Mr. Frank is the rare elected official publicly calling for fed rate cuts. For some reason, most senators and House members are reluctant to take on the Fed in public. But Chairman Frank is a big believer that in a democracy such as ours, everyone has the right to speak out on monetary policy. While he clearly respects the Fed’s independence, he doesn’t believe the Fed is on some distant planet absolved from any public criticism. I agree.
The “Secrets of the Temple” -- as discussed in Bill Greider’s great book twenty years ago -- should be penetrated, especially by elected officials.
As the late economist Jude Wanniski often remarked, money is the most democratic of all economic issues. Everybody has greenbacks in their wallets and purses. Folks have a right to know what the cost and value of their money is. Informed public debate about money can be quite useful to Fed policymakers, other government leaders, and the public at large.
Mr.

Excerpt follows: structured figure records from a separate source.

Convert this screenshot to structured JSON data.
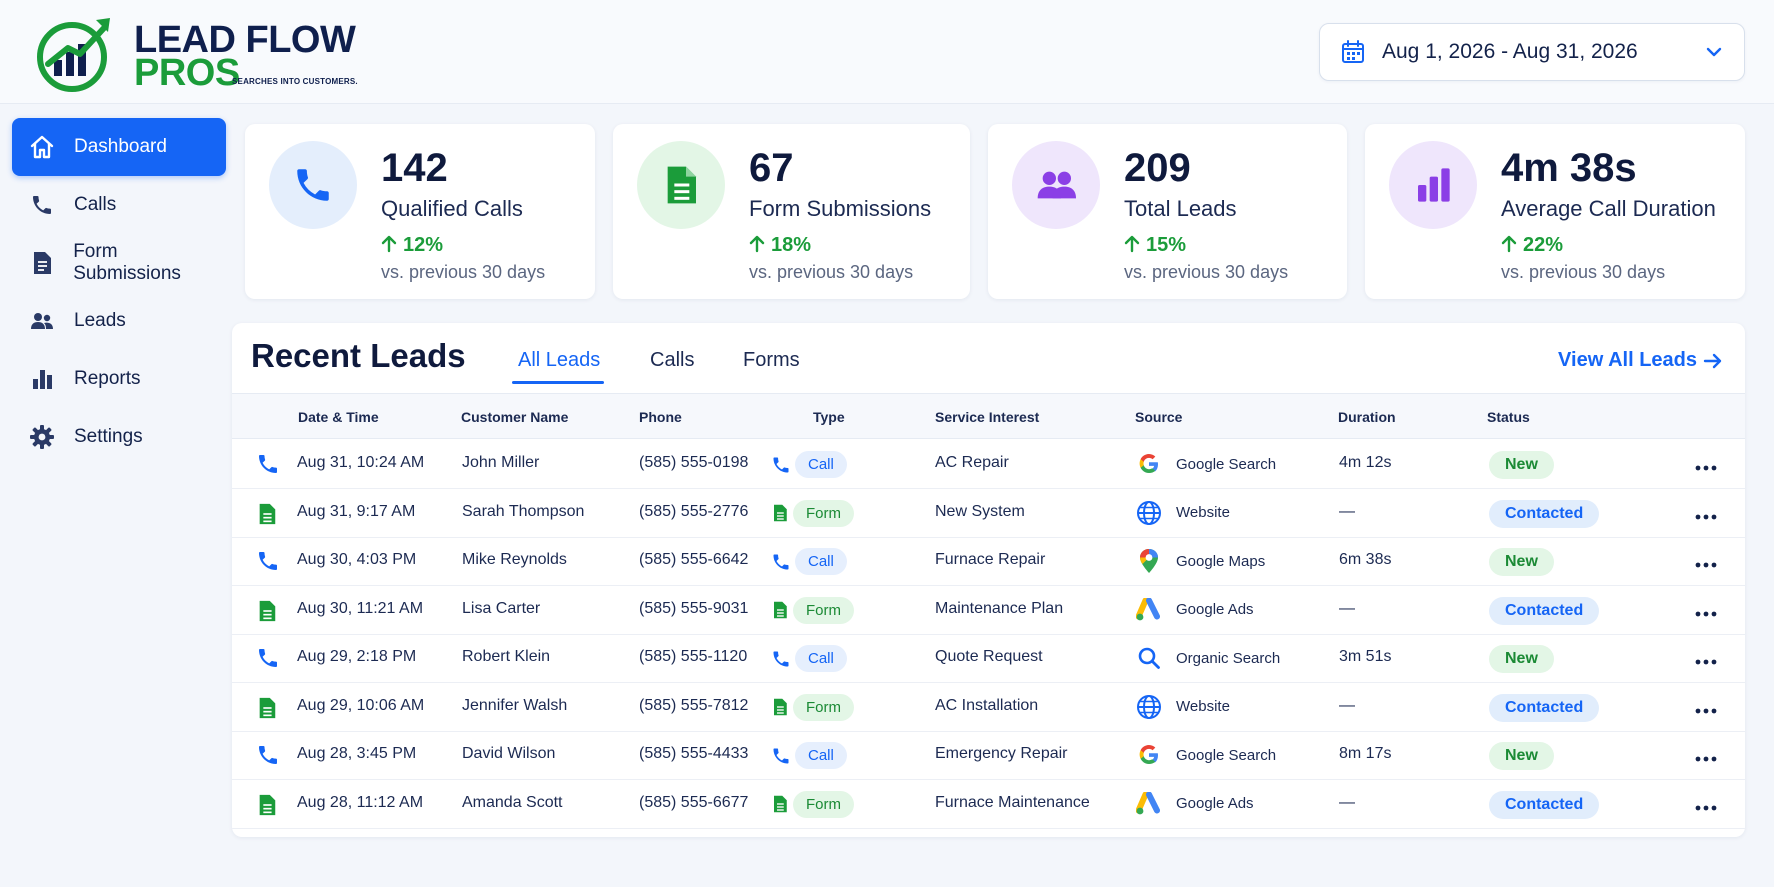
{
  "brand": {
    "line1": "LEAD FLOW",
    "line2": "PROS",
    "tagline": "SEARCHES INTO CUSTOMERS."
  },
  "date_range": {
    "label": "Aug 1, 2026 - Aug 31, 2026"
  },
  "sidebar": {
    "items": [
      {
        "label": "Dashboard",
        "icon": "home-icon",
        "active": true
      },
      {
        "label": "Calls",
        "icon": "phone-icon"
      },
      {
        "label": "Form Submissions",
        "icon": "document-icon"
      },
      {
        "label": "Leads",
        "icon": "users-icon"
      },
      {
        "label": "Reports",
        "icon": "bar-chart-icon"
      },
      {
        "label": "Settings",
        "icon": "gear-icon"
      }
    ]
  },
  "stats": [
    {
      "value": "142",
      "label": "Qualified Calls",
      "change": "12%",
      "comparison": "vs. previous 30 days",
      "icon": "phone-icon",
      "color": "#1565f5"
    },
    {
      "value": "67",
      "label": "Form Submissions",
      "change": "18%",
      "comparison": "vs. previous 30 days",
      "icon": "document-icon",
      "color": "#1b9c3a"
    },
    {
      "value": "209",
      "label": "Total Leads",
      "change": "15%",
      "comparison": "vs. previous 30 days",
      "icon": "users-icon",
      "color": "#8b3fe6"
    },
    {
      "value": "4m 38s",
      "label": "Average Call Duration",
      "change": "22%",
      "comparison": "vs. previous 30 days",
      "icon": "bar-chart-icon",
      "color": "#8b3fe6"
    }
  ],
  "recent_leads": {
    "title": "Recent Leads",
    "tabs": [
      "All Leads",
      "Calls",
      "Forms"
    ],
    "active_tab": "All Leads",
    "view_all": "View All Leads",
    "columns": [
      "Date & Time",
      "Customer Name",
      "Phone",
      "Type",
      "Service Interest",
      "Source",
      "Duration",
      "Status"
    ],
    "rows": [
      {
        "kind": "call",
        "datetime": "Aug 31, 10:24 AM",
        "name": "John Miller",
        "phone": "(585) 555-0198",
        "type": "Call",
        "service": "AC Repair",
        "source": "Google Search",
        "source_icon": "google-icon",
        "duration": "4m 12s",
        "status": "New"
      },
      {
        "kind": "form",
        "datetime": "Aug 31, 9:17 AM",
        "name": "Sarah Thompson",
        "phone": "(585) 555-2776",
        "type": "Form",
        "service": "New System",
        "source": "Website",
        "source_icon": "globe-icon",
        "duration": "—",
        "status": "Contacted"
      },
      {
        "kind": "call",
        "datetime": "Aug 30, 4:03 PM",
        "name": "Mike Reynolds",
        "phone": "(585) 555-6642",
        "type": "Call",
        "service": "Furnace Repair",
        "source": "Google Maps",
        "source_icon": "map-pin-icon",
        "duration": "6m 38s",
        "status": "New"
      },
      {
        "kind": "form",
        "datetime": "Aug 30, 11:21 AM",
        "name": "Lisa Carter",
        "phone": "(585) 555-9031",
        "type": "Form",
        "service": "Maintenance Plan",
        "source": "Google Ads",
        "source_icon": "google-ads-icon",
        "duration": "—",
        "status": "Contacted"
      },
      {
        "kind": "call",
        "datetime": "Aug 29, 2:18 PM",
        "name": "Robert Klein",
        "phone": "(585) 555-1120",
        "type": "Call",
        "service": "Quote Request",
        "source": "Organic Search",
        "source_icon": "search-icon",
        "duration": "3m 51s",
        "status": "New"
      },
      {
        "kind": "form",
        "datetime": "Aug 29, 10:06 AM",
        "name": "Jennifer Walsh",
        "phone": "(585) 555-7812",
        "type": "Form",
        "service": "AC Installation",
        "source": "Website",
        "source_icon": "globe-icon",
        "duration": "—",
        "status": "Contacted"
      },
      {
        "kind": "call",
        "datetime": "Aug 28, 3:45 PM",
        "name": "David Wilson",
        "phone": "(585) 555-4433",
        "type": "Call",
        "service": "Emergency Repair",
        "source": "Google Search",
        "source_icon": "google-icon",
        "duration": "8m 17s",
        "status": "New"
      },
      {
        "kind": "form",
        "datetime": "Aug 28, 11:12 AM",
        "name": "Amanda Scott",
        "phone": "(585) 555-6677",
        "type": "Form",
        "service": "Furnace Maintenance",
        "source": "Google Ads",
        "source_icon": "google-ads-icon",
        "duration": "—",
        "status": "Contacted"
      }
    ]
  },
  "colors": {
    "accent": "#1565f5",
    "success": "#1b9c3a",
    "purple": "#8b3fe6"
  }
}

Frank was also concerned that regional Reserve Bank presidents have an obsessive, built-in bias of slaying inflation at the expense of fostering economic growth. Incidentally, it’s interesting to note that while the seven governors of the Federal Reserve Board are nominated by the President and confirmed by the Senate, the twelve regional Reserve Bank presidents are essentially private sector representatives. They are neither nominated by the executive branch nor confirmed by the Senate. However, they are voting members of the open market committee on a rotating basis, along with the seven governors.
Put simply, of the twelve FOMC votes, seven go to the confirmed Fed governors, one goes to New York Fed head Timothy Geithner (who is a permanent FOMC voting member), and the remaining four votes rotate among the unconfirmed regional presidents who serve one-year terms. So the unconfirmed, regional Reserve Bank president votes are essentially on equal footing as the confirmed Fed governors.

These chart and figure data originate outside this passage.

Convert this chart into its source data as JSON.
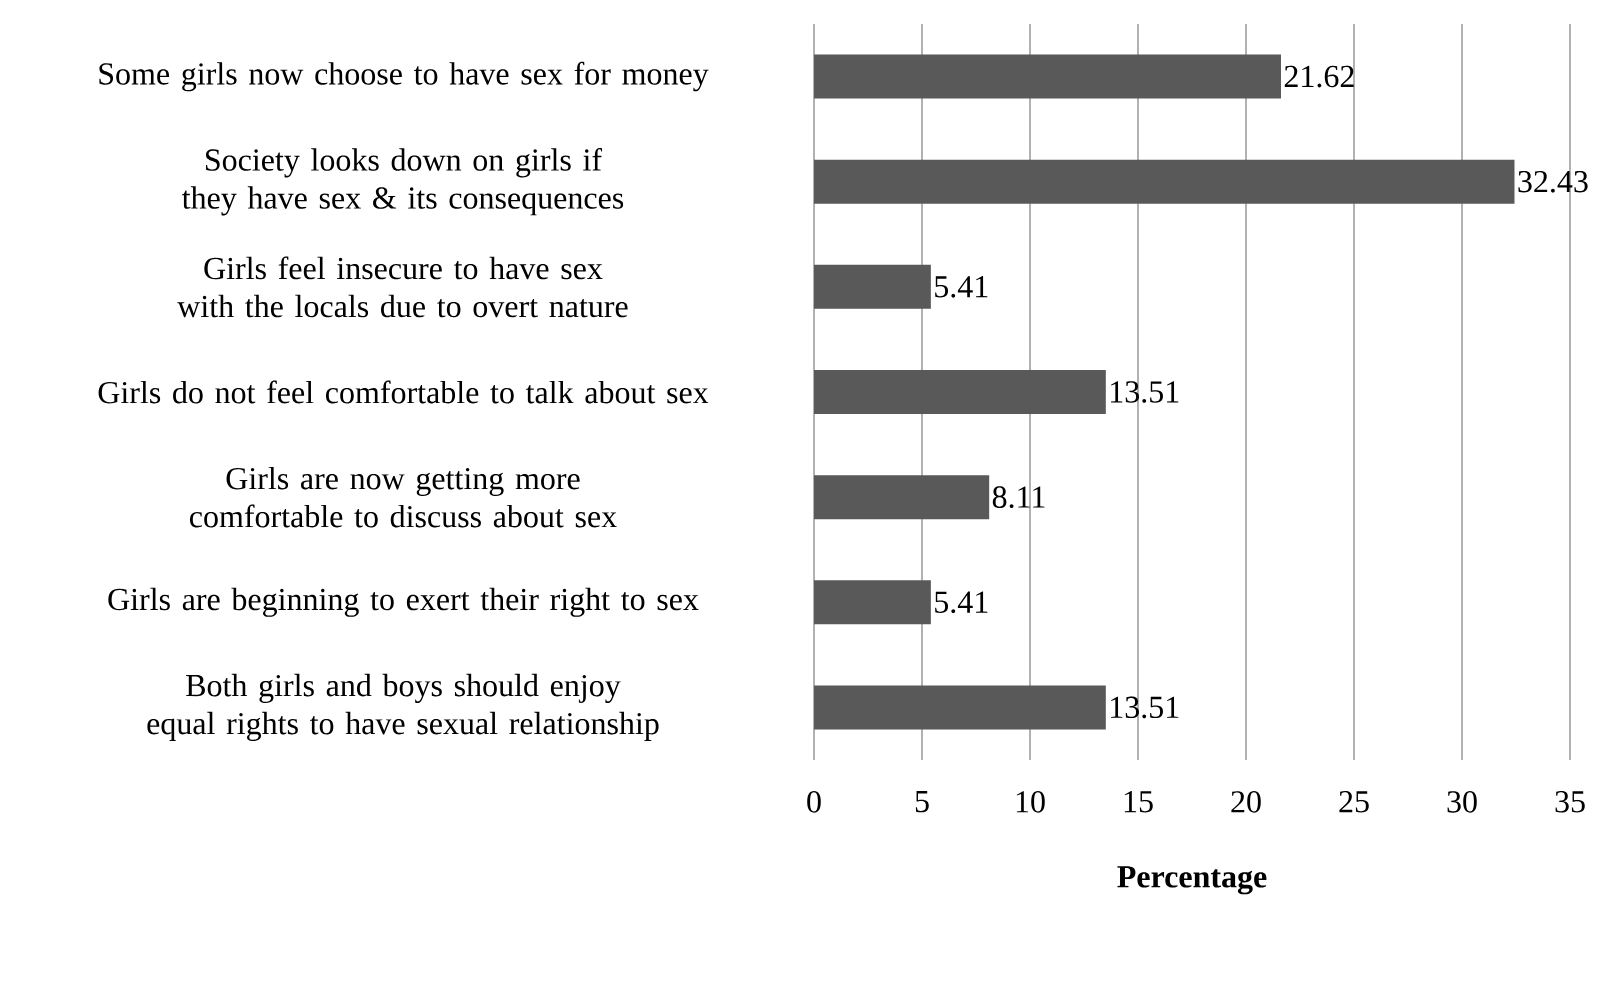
{
  "chart_data": {
    "type": "bar",
    "orientation": "horizontal",
    "categories": [
      "Some girls now choose to have sex for money",
      "Society looks down on girls if they have sex & its consequences",
      "Girls feel insecure to have sex with the locals due to overt nature",
      "Girls do not feel comfortable to talk about sex",
      "Girls are now getting more comfortable to discuss about sex",
      "Girls are beginning to exert their right to sex",
      "Both girls and boys should enjoy equal rights to have sexual relationship"
    ],
    "values": [
      21.62,
      32.43,
      5.41,
      13.51,
      8.11,
      5.41,
      13.51
    ],
    "color": "#595959",
    "xlabel": "Percentage",
    "xlim": [
      0,
      35
    ],
    "xticks": [
      0,
      5,
      10,
      15,
      20,
      25,
      30,
      35
    ],
    "grid": "x",
    "data_labels": true
  }
}
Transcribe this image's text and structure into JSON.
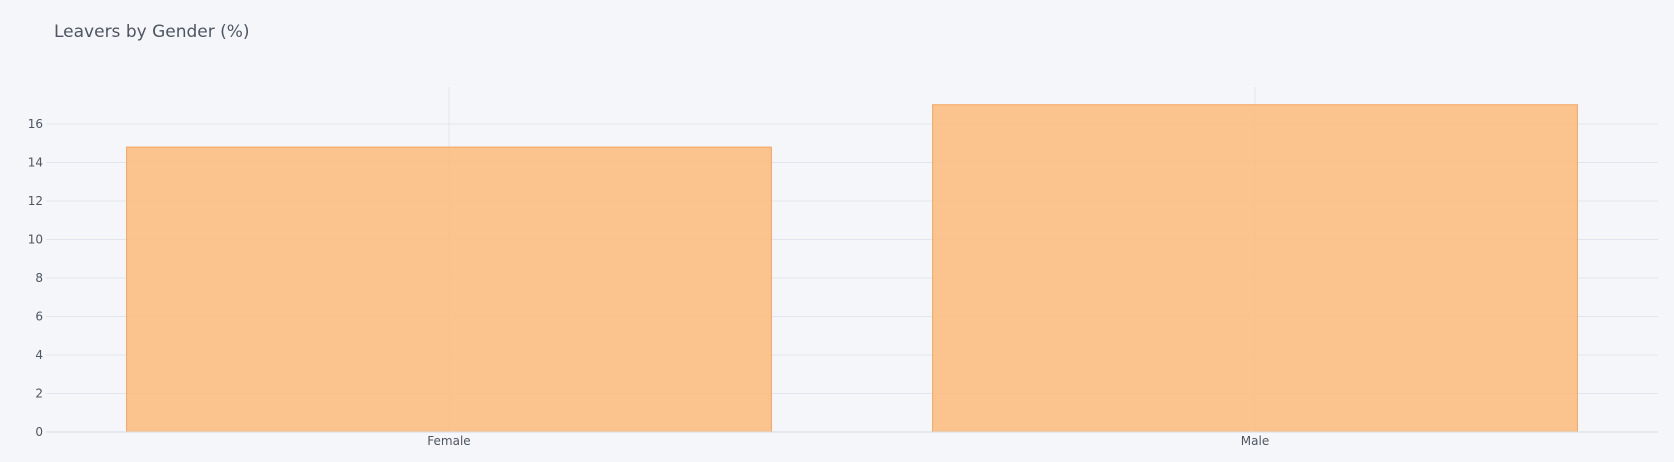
{
  "chart_data": {
    "type": "bar",
    "title": "Leavers by Gender (%)",
    "xlabel": "",
    "ylabel": "",
    "categories": [
      "Female",
      "Male"
    ],
    "values": [
      14.8,
      17.0
    ],
    "ylim": [
      0,
      18
    ],
    "yticks": [
      0,
      2,
      4,
      6,
      8,
      10,
      12,
      14,
      16
    ],
    "grid": true,
    "legend": "none",
    "colors": {
      "background": "#F5F6F9",
      "bar_fill": "#FBBF84",
      "bar_stroke": "#F6A45C",
      "grid": "#E1E5ED",
      "text": "#4D5663"
    }
  }
}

Mr. Frank is on to something here. With the possible exception of San Francisco Fed President Janet Yellin -- who has expressed concerns about the economy -- it does appear that these reserve bank presidents are focusing almost exclusively on inflation. For whatever reason, Kansas City’s Thomas Hoenig, Dallas’s Richard Fischer, Atlanta’s Dennis Lockhart, and Richmond’s Jeffrey Lacker (and of course, Bill Poole in St Louis) all seem to be opposed to easier money.
Chairman Frank is only looking for a mild easing, instead of a full-scale, open-the-spigots approach. And as the Chairman of the powerful House Financial Services Committee, Mr. Frank does have oversight authority over the central bank. In that important sense, I think he is absolutely right to speak out.
If Barney Frank is rocking the monetary boat, then so be it.